Edit: This is the best and the fastest version. $n$ is gone now and the guaranteed relative precision is $1/N^2$ (the constant $1$ is correct, so if you want $10^{-3}$ accuracy (to compare with Mathematica time), just set $N=34$ and get $10^6$ pairs in under 10 seconds. The time is essentially proportional to $N$. For $10^{-5}$ accuracy $N=340$ and 83 seconds suffice. I'll explain the algorithm a bit later; now it makes sense :-)
Edit 2: The outline of the algorithm.
We shall use the averaging over the projections.

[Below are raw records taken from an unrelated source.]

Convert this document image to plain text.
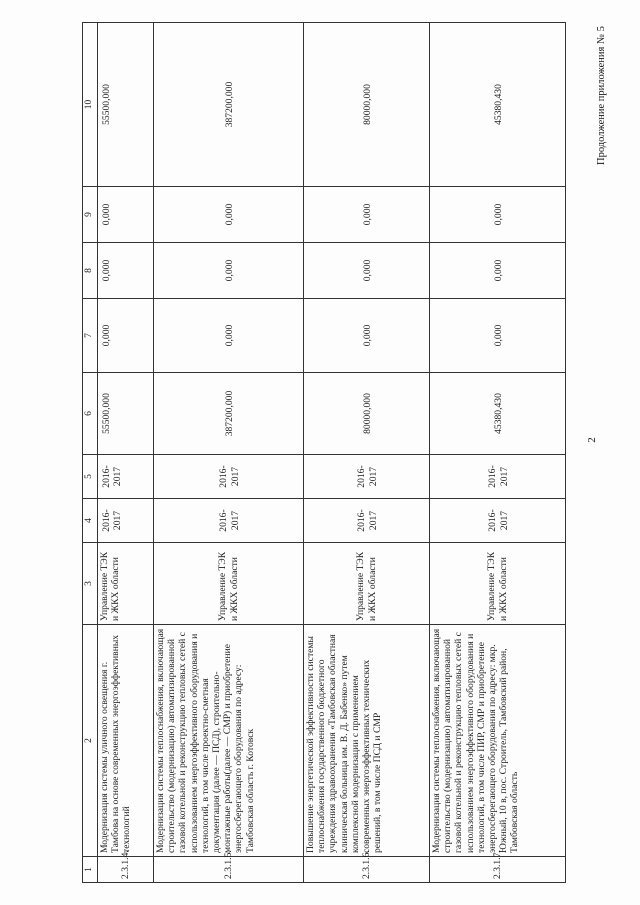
2
Продолжение приложения № 5
1	2	3	4	5	6	7	8	9	10
2.3.1.4.	Модернизация системы уличного освещения г. Тамбова на основе современных энергоэффективных технологий	Управление ТЭК и ЖКХ области	2016-2017	2016-2017	55500,000	0,000	0,000	0,000	55500,000
2.3.1.5.	Модернизация системы теплоснабжения, включающая строительство (модернизацию) автоматизированной газовой котельной и реконструкцию тепловых сетей с использованием энергоэффективного оборудования и технологий, в том числе проектно-сметная документация (далее — ПСД), строительно-монтажные работы(далее — СМР) и приобретение энергосберегающего оборудования по адресу: Тамбовская область г. Котовск	Управление ТЭК и ЖКХ области	2016-2017	2016-2017	387200,000	0,000	0,000	0,000	387200,000
2.3.1.6.	Повышение энергетической эффективности системы теплоснабжения государственного бюджетного учреждения здравоохранения «Тамбовская областная клиническая больница им. В. Д. Бабенко» путем комплексной модернизации с применением современных энергоэффективных технических решений, в том числе ПСД и СМР	Управление ТЭК и ЖКХ области	2016-2017	2016-2017	80000,000	0,000	0,000	0,000	80000,000
2.3.1.7.	Модернизация системы теплоснабжения, включающая строительство (модернизацию) автоматизированной газовой котельной и реконструкцию тепловых сетей с использованием энергоэффективного оборудования и технологий, в том числе ПИР, СМР и приобретение энергосберегающего оборудования по адресу: мкр. Южный, 10 в, пос. Строитель, Тамбовский район, Тамбовская область	Управление ТЭК и ЖКХ области	2016-2017	2016-2017	45380,430	0,000	0,000	0,000	45380,430
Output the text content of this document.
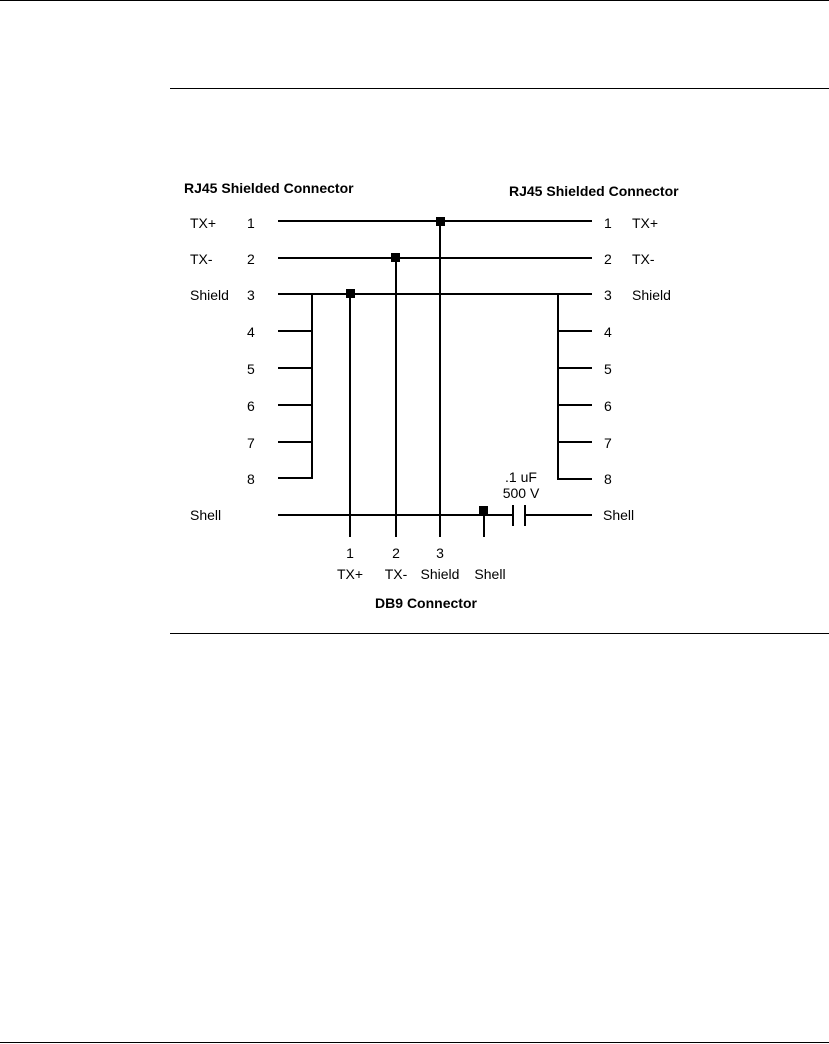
RJ45 Shielded Connector	RJ45 Shielded Connector
DB9 Connector
TX+ 1
TX- 2
Shield 3
4
5
6
7
8
Shell
1 TX+
2 TX-
3 Shield
4
5
6
7
8
Shell
.1 uF
500 V
1	2	3
TX+ TX- Shield Shell
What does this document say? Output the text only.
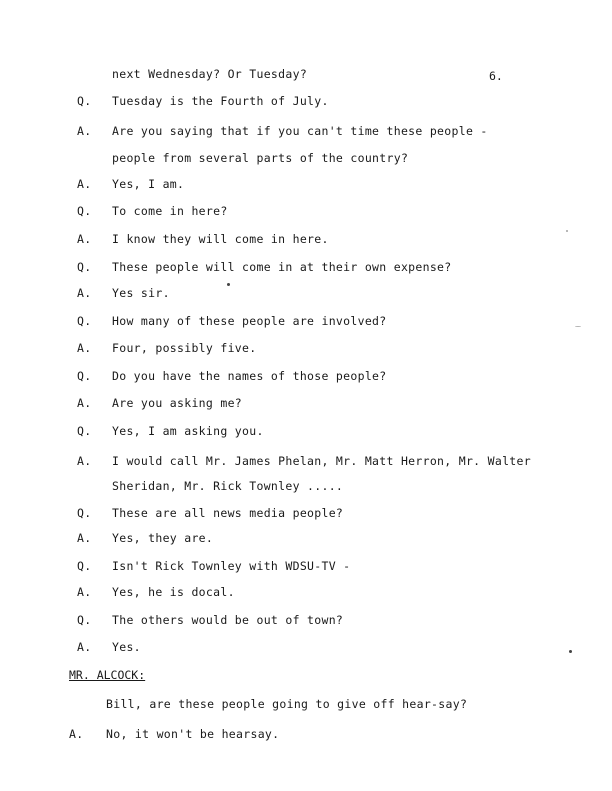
6.
next Wednesday? Or Tuesday?
Q. Tuesday is the Fourth of July.
A. Are you saying that if you can't time these people -
people from several parts of the country?
A. Yes, I am.
Q. To come in here?
A. I know they will come in here.
Q. These people will come in at their own expense?
A. Yes sir.
Q. How many of these people are involved?
A. Four, possibly five.
Q. Do you have the names of those people?
A. Are you asking me?
Q. Yes, I am asking you.
A. I would call Mr. James Phelan, Mr. Matt Herron, Mr. Walter
Sheridan, Mr. Rick Townley .....
Q. These are all news media people?
A. Yes, they are.
Q. Isn't Rick Townley with WDSU-TV -
A. Yes, he is docal.
Q. The others would be out of town?
A. Yes.
MR. ALCOCK:
Bill, are these people going to give off hear-say?
A. No, it won't be hearsay.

If we take the discrete set of $N$ equally spaced lines $L_j$, then the approximate formula is
$$
|z|\approx \frac{\pi}{2}\frac 1N\sum_{j=1}^N |P_j z|
$$
where $P_j$ is the orthogonal projection operator to the line $L_j$.
The relative accuracy of this approximation can be easily computed and is, as I said, $1\pm N^{-2}$. The computation of the average projection is going to be exact.
For each projection, we need to evaluate the convolution of $A(z)=|z|$ with four normalized characteristic functions $F_j$ of intervals $[-U_j,U_j]$ at some point $x$. We arrange $U_j$ in the increasing order, so that $U_0<U_1<U_2<U_3$ and do the honest convolution of the absolute value with the third and the fourth function, so we have an explicit formula for $A*F_2*F_3$, which is a cubic spline with partition points $\pm U_3\pm U_2$. The convolution $F_0*F_1$ is just a linear spline, which, when shifted to $x$, has the partition points $x\pm U_0\pm U_1$. We thus need to integrate the product of the two splines, which is the fourth degree spline with known partition points. This is done by arranging the partition points in the increasing order and applying the 3-node Gauss quadrature on each partition interval in the support of $F_0*F_1$. That's it.
I tried to implement it in the fastest way possible, so some parts may look a bit strange. The function $gghh()$ is essentially the product of $A*F_3*F_2$ and $F_1*F_0$, the function $F()$ does the integration job over a single partition interval (up to a constant) and $D()$ takes care of setting the projections and determining the partition intervals of interest. However, once the idea of the program is clear, you can certainly try to see if your code writing skills are better than mine :-)